Balanço da Greve das IFES 2012

Passamos por uma greve da educação que rompeu os 100 dias, se configurando como a mais longa greve da história no setor. Foi uma greve nacional das IFES que reuniu estudantes (neste processo em mais de 40 IFES aderiram ao movimento), professores (58 de 59 instituições participaram do processo), servidores e técnico-administrativos em uma luta contra a desestruturação de carreira, ao mesmo tempo pela reestruturação da mesma, por melhores condições de trabalho e de estrutura nas instituições de ensino superior e contra o novo Plano Nacional de Educação que torna lei o aprofundamento da mercantilização, das privatizações de novo tipo, da expansão ou interiorização precarizada e sem o devido investimento em recursos humanos e materiais.

Essa é tida como a maior greve das categorias em 10 anos, e carregou o desafio não somente de obter força mobilizada para impor ao Estado e seus gestores do Partido dos Trabalhadores as suas reivindicações, bem como enfrentar a burocracia sindical (Proifes) que no movimento são como “apêndices” da burocracia do Estado e cumprem o papel de “amaciar” as lutas bem como arrefecê-las e desmobiliza-las em prol da governabilidade.

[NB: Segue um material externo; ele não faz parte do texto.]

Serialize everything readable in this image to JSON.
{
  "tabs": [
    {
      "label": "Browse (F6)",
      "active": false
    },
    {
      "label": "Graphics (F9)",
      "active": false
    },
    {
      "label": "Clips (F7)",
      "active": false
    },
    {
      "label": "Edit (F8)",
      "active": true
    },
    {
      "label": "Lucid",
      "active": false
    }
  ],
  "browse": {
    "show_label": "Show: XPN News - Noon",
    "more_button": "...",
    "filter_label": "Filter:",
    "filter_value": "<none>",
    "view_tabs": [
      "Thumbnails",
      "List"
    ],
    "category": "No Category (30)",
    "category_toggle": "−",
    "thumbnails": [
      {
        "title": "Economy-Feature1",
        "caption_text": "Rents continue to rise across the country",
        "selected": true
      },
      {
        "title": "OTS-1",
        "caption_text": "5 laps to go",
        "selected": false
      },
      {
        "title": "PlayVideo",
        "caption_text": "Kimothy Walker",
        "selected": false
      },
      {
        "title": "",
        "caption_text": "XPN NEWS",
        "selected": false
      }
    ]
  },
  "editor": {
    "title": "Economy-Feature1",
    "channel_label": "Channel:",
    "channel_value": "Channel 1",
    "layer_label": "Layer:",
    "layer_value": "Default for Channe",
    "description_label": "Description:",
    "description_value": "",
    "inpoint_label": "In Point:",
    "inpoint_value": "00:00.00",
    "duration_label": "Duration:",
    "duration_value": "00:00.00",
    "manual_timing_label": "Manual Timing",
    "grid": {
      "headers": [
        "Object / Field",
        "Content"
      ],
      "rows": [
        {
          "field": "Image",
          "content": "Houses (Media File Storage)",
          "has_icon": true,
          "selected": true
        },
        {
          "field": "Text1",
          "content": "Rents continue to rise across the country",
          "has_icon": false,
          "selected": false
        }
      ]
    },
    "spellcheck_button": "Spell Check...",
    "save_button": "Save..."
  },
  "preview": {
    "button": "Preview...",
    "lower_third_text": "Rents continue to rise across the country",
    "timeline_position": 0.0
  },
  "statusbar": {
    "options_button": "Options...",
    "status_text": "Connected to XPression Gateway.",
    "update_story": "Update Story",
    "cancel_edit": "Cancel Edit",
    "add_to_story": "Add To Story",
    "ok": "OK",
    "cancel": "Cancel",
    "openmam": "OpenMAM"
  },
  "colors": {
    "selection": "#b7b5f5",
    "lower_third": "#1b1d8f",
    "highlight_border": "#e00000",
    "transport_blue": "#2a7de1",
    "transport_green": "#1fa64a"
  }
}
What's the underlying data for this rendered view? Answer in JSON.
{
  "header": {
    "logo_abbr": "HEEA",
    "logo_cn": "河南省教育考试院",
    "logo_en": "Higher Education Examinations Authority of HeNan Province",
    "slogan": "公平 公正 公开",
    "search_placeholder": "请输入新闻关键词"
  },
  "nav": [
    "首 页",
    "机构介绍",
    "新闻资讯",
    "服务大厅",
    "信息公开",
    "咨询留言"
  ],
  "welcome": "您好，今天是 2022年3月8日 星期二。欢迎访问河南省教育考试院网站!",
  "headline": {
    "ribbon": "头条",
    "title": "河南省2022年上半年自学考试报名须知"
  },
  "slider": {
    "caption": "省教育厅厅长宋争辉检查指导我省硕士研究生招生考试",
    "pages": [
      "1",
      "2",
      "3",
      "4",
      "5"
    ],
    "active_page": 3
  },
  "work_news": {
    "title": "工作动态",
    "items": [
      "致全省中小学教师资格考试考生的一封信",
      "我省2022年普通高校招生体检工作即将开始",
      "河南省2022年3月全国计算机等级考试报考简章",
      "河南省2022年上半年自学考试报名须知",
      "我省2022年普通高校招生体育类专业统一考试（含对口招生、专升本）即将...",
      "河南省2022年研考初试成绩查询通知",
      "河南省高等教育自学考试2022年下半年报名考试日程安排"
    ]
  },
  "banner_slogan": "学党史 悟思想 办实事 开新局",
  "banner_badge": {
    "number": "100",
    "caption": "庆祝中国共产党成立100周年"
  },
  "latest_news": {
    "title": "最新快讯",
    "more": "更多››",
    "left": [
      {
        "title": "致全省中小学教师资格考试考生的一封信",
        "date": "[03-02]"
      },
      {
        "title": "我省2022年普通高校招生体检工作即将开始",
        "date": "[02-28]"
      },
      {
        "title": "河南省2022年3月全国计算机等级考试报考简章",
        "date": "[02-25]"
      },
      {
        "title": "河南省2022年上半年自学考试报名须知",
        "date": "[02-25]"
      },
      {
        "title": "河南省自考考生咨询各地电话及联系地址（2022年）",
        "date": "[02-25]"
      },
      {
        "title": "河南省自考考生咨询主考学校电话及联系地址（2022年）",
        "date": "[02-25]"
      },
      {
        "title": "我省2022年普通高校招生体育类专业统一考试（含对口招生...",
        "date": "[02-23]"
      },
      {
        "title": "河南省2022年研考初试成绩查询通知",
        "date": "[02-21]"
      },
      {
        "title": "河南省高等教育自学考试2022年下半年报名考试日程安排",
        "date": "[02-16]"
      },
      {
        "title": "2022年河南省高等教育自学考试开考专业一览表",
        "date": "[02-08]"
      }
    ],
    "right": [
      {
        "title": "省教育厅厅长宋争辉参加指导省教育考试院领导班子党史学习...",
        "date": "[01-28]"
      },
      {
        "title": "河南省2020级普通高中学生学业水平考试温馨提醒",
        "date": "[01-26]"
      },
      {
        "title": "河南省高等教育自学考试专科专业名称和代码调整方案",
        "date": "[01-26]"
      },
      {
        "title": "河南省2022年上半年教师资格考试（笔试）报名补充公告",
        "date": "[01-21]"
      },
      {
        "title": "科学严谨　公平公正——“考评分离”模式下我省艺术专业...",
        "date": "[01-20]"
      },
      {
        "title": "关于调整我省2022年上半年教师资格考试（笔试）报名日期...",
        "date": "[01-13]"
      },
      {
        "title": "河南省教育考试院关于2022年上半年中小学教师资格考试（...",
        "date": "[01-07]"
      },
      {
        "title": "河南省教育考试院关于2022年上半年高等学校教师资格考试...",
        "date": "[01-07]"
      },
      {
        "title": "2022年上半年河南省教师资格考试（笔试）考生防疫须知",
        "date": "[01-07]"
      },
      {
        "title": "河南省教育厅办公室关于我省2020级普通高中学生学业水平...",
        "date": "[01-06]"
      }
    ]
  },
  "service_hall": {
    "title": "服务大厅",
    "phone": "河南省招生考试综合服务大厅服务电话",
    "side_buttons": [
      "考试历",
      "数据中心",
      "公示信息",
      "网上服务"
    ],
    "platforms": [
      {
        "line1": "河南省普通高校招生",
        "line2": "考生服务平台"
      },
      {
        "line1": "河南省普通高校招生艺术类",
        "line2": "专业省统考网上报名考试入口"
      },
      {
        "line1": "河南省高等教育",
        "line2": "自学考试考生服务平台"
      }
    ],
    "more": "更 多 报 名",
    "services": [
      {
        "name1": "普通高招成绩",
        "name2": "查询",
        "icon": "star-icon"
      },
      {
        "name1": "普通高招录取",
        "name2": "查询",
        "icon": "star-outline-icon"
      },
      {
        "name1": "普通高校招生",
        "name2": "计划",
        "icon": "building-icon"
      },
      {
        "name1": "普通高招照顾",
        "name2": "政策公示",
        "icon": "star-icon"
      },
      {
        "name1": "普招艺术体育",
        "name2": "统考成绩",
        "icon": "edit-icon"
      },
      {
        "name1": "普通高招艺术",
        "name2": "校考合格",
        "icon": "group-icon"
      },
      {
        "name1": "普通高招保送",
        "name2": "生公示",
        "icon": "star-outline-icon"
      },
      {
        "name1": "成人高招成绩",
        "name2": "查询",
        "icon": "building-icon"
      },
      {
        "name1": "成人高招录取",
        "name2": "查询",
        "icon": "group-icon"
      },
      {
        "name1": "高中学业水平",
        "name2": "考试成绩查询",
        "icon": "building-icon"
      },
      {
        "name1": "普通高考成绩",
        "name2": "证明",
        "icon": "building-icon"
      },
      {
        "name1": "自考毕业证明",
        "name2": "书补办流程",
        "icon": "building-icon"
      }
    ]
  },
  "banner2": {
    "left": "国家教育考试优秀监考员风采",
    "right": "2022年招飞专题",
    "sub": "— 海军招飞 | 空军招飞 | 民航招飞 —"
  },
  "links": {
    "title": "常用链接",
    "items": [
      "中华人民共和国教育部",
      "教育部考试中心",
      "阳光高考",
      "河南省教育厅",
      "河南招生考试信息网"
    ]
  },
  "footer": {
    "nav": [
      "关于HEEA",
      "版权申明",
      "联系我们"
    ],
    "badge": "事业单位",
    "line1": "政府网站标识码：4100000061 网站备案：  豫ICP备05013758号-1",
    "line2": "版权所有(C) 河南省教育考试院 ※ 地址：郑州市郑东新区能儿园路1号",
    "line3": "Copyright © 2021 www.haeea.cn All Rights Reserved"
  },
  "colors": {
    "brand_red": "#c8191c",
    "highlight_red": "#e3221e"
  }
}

Entre os estudantes temos a “velha” entidade UNE que cumpre o mesmo papel, e hoje não é mais que “correia” de transmissão do Estado no movimento.

O que segue é um balanço e avaliação, desde nossa modesta participação, da atuação estudantil no movimento grevista, buscando traçar o que consideramos positivo e o que ainda se coloca como limites que devemos enfrentar.

As políticas da educação: universalização do ensino ou desestruturação precarizante?

               Quando observadas mais de perto, e não pelo ângulo das frases de efeito e propaganda institucional de apelo inclusivo e popular, as políticas de expansão da educação superior da dobradinha petista na gestão do Estado, Lula e Dilma, seguem a risca o ideário do “consenso de Washington” (ou a cartilha neoliberal para os países da América Latina), isto é enxugar custos, formar mais e mais barato (igual a tornar Universidade uma fábrica de diplomas), e como não podia faltar nesta receita, privatizar alguns serviços prestados pelo Estado. Nestes pontos parece que os “camaradas” foram ainda mais eficientes que FHC na implementação da agenda burguesa na educação de nosso País.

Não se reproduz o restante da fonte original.